30 entry daha
  • 70. cannes film festivali'nde en iyi film ödülü olan altın palmiyeyi kazanan, isveçli yönetmen ruben östlund’ın zihin açan son filmi.

    --- spoiler ---

    ruben östlund, öncelikle iğneyi kendine batırarak filmin merkezine, isveç toplumu üzerinden toplumdaki güven duygusunun nasıl zedelendiğini, kaybolduğunu koyuyor.

    filme adını veren kare, herkesin içerisinde eşit haklara sahip olduğu, adeletsizliğin olmadığı, herkesin birbirine yardım ettiği ideal bir toplumu resmeden bir metafor. ancak günümüz toplumları bunun çok ama çok uzağında.

    ana karakter filmin başlarında cüzdanın çalınması ile güven duygusunu kaybeder ve bunun sonucunda başka kişilerin de güven duygularını kaybetmesine neden olacak bir takım eylemlerde bulunur.

    filmin en akılda kalan sekansı, elit ve seçkin konukların bulunduğu ortama vahşi bir hayvan gibi giren adamın olduğu an.

    konuklar, şayet ona bakmazlar ve onunla ilgilenmezlerse kendilerine herhangi bir zarar vermeyeceği şeklinde bilgilendiriliyorlar. ancak inanmaya çabaladıkları güven duygusu, ince bir buz tabakası üzerinde yürümeye benzemekte ve kırılması an meselesidir.

    filmde ruben, güven duygusunun kaybolmasının yanında tüm modern toplumların yüzleştiği göç, yoksulluk, toplumsal sınıflar, eşitsizlik, cinsiyetler arası sorunlar, adaletsizlik gibi problemleri mizah ögeleriyle usta bir şekilde işliyor.

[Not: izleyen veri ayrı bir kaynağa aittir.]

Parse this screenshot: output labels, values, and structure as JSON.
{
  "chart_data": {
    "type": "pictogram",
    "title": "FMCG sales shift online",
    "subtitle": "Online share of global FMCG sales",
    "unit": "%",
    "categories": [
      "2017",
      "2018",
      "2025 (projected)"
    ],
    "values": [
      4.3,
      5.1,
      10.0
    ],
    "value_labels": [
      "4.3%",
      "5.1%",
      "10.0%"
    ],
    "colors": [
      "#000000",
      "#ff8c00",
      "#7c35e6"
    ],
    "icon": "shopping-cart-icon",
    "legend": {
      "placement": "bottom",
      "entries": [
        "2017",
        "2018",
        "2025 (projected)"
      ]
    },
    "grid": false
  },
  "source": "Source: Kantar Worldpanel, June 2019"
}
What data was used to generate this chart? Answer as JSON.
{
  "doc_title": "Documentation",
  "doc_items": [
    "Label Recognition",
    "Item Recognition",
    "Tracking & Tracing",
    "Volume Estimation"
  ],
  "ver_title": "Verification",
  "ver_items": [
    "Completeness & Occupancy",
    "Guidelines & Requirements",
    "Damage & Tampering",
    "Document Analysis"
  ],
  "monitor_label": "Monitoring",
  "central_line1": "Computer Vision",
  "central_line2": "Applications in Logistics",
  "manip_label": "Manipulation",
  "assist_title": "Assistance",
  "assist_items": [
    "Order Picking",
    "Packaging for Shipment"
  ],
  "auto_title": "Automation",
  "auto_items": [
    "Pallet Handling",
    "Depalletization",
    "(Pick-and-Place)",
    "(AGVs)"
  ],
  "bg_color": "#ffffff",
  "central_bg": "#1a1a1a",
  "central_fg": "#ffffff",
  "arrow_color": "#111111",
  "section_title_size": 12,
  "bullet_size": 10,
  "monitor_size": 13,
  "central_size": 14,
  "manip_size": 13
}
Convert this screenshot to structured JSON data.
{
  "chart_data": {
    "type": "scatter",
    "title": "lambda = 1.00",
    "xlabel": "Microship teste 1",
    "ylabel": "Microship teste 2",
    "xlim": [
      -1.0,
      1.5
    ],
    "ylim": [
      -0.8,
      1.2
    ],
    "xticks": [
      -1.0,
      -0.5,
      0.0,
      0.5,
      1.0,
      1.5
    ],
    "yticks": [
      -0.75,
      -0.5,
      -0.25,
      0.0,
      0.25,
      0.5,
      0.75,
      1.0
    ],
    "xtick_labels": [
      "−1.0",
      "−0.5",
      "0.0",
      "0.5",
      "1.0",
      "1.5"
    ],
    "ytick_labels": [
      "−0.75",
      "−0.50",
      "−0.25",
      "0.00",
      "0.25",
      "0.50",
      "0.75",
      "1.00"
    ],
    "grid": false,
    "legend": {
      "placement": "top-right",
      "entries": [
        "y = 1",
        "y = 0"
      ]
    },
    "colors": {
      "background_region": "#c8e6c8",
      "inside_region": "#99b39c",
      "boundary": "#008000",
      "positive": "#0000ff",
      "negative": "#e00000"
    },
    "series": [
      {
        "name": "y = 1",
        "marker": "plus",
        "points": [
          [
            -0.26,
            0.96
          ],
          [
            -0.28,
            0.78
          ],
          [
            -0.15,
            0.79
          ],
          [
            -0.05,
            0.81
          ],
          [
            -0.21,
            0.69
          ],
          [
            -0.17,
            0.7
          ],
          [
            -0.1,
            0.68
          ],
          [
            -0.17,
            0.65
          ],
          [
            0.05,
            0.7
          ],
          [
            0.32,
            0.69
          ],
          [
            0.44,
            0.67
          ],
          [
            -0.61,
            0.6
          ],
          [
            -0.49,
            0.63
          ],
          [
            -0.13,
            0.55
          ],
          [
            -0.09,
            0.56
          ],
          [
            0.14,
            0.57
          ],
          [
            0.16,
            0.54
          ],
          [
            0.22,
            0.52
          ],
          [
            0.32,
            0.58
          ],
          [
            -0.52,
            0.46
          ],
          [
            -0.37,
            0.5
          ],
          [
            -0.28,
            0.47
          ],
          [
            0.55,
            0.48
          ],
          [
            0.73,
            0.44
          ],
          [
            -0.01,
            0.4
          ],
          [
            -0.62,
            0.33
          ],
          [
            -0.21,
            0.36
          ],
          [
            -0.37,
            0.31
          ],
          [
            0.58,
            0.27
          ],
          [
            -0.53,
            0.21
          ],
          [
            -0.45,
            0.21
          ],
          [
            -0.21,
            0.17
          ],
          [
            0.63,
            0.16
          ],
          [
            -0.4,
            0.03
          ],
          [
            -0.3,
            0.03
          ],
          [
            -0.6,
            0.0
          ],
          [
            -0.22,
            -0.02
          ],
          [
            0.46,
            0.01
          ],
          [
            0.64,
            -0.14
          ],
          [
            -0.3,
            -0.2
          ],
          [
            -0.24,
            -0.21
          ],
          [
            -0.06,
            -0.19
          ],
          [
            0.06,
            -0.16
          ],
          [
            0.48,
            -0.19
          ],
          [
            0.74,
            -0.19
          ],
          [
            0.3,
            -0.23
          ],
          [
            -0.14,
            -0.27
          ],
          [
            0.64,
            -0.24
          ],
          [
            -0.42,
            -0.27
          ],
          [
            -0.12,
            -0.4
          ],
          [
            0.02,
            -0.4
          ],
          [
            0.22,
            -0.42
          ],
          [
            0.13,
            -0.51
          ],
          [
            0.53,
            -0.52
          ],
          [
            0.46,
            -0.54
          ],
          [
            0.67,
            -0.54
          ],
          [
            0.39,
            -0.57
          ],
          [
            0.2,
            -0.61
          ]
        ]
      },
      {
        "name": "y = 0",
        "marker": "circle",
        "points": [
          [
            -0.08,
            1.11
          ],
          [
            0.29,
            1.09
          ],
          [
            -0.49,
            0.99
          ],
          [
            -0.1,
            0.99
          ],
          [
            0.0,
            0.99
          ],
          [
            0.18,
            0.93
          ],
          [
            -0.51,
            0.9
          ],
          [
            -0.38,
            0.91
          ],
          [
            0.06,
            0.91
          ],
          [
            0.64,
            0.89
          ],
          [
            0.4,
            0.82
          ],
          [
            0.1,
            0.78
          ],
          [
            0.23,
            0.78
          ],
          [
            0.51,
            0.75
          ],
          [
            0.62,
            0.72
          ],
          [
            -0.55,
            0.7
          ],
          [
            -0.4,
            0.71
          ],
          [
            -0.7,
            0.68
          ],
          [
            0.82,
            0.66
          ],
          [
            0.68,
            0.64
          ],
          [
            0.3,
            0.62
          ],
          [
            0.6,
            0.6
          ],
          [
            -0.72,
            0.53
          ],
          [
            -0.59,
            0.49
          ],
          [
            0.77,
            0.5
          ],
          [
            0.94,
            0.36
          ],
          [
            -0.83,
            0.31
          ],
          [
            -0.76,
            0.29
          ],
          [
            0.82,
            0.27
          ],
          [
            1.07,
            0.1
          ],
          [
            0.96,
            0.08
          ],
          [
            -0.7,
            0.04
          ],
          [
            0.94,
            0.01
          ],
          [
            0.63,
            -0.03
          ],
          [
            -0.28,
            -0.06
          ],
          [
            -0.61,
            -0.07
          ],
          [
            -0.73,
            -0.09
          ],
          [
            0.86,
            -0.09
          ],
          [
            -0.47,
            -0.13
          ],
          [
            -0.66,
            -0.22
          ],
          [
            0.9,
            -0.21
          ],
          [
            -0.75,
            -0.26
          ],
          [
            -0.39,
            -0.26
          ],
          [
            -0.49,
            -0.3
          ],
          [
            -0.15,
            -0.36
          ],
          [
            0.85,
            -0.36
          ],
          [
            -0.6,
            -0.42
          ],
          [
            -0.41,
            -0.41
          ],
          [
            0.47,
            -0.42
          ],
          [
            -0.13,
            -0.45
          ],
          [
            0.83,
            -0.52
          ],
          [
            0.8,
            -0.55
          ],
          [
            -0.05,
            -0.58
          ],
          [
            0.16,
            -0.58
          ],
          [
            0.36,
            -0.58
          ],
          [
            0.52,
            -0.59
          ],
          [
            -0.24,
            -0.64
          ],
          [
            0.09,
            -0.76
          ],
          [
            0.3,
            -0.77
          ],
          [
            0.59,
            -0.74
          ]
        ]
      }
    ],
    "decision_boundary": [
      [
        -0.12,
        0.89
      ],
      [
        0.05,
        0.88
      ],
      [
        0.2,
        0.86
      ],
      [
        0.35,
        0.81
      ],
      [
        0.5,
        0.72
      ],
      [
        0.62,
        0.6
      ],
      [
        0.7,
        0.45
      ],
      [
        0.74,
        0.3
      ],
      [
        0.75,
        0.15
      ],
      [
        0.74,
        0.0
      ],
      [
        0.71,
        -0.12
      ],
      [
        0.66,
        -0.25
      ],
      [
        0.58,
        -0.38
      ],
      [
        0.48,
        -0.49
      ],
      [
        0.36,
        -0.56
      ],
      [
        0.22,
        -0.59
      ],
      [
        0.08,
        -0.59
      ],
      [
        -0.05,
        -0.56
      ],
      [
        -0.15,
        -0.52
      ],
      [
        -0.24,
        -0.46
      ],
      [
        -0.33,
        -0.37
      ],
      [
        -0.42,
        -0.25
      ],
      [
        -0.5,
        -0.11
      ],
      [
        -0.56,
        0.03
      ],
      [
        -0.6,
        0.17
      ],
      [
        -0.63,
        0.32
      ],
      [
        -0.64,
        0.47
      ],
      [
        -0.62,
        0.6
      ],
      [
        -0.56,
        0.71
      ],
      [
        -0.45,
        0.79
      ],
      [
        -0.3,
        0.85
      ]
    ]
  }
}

    bir şeyi sanat eseri yapan nedir? sanatta sınırlar var mıdır? varsa bu sınırlar nelerdir ? gibi birtakım düşündüren soruların yanı sıra kadın erkek arasındaki güven kaybına da değiniyor.

    --- spoiler ---

    filmi izlerken geçen sene filmekiminde izlediğim toni erdmann'ı aklıma geldi nedense. konu olarak değil ama ben de bıraktığı etki olarak bir benzerlik kurdum. kafanızda soru işaretlerı oluşturmayı başarabilen filmlerden biri the square.